Microsoft Corp. MSFT Azure and Amazon.com Inc.‘s AMZN Amazon Web Services are expected to follow with equivalent discounts, though negotiations remain less advanced than with Google, according to the GSA official. “Every single of those companies is totally bought in, they understand the mission,” the official said. “We will get there with all four players.”

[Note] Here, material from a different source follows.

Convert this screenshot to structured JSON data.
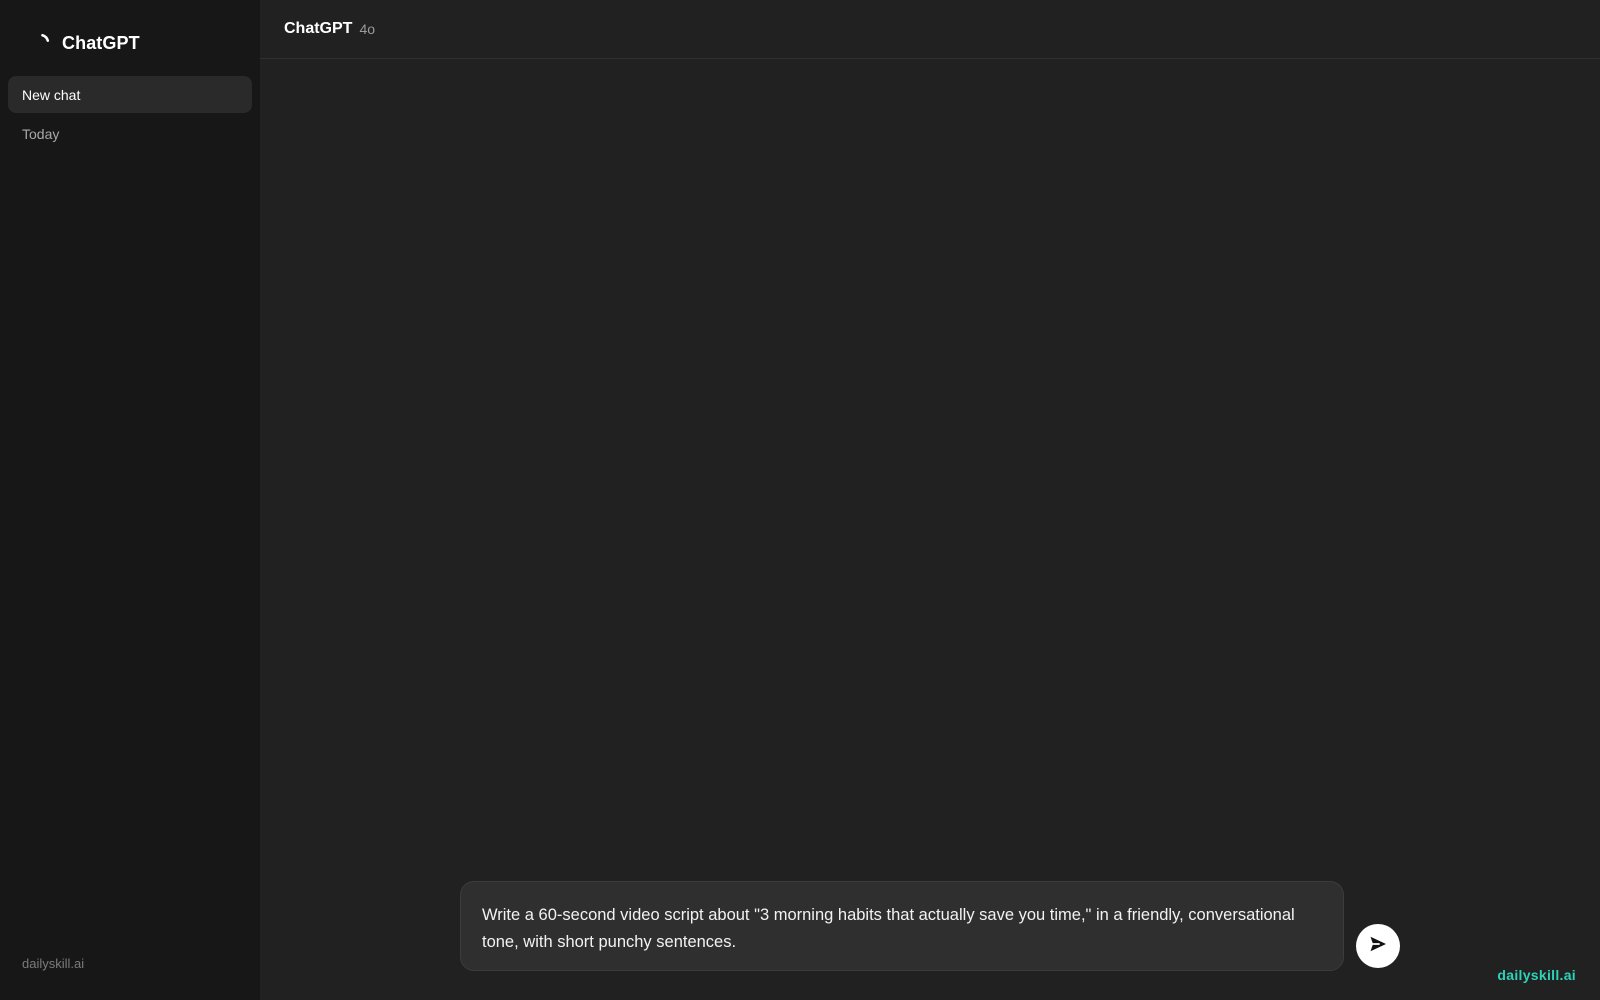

The four cloud providers account for the bulk of the government’s annual $20 billion cloud services spending. President Donald Trump‘s administration is attempting to slash IT procurement costs as part of the Department of Government Efficiency initiative, previously led by Elon Musk.
Why It Matters: Oracle’s recent agreements could generate over $30 billion in yearly revenue by fiscal 2028, according to regulatory filings. Jefferies analysts called the deals a “pivotal moment” in Oracle’s transition to hyperscale cloud status, positioning the company to double its remaining performance obligations while accelerating revenue growth.
Tech leaders, including Meta Platforms Inc.’s META Mark Zuckerberg and Google’s Sundar Pichai have courted Trump, appearing at his inauguration and ending diversity programs. Amazon’s Jeff Bezos has worked to rebuild relationships after Trump’s first term saw AWS lose the $10 billion Joint Enterprise Defense Infrastructure contract to Microsoft in 2019.
Oracle founder Larry Ellison has formed close ties with Trump, participating in TikTok acquisition talks and the $100 billion Stargate AI data center project alongside OpenAI.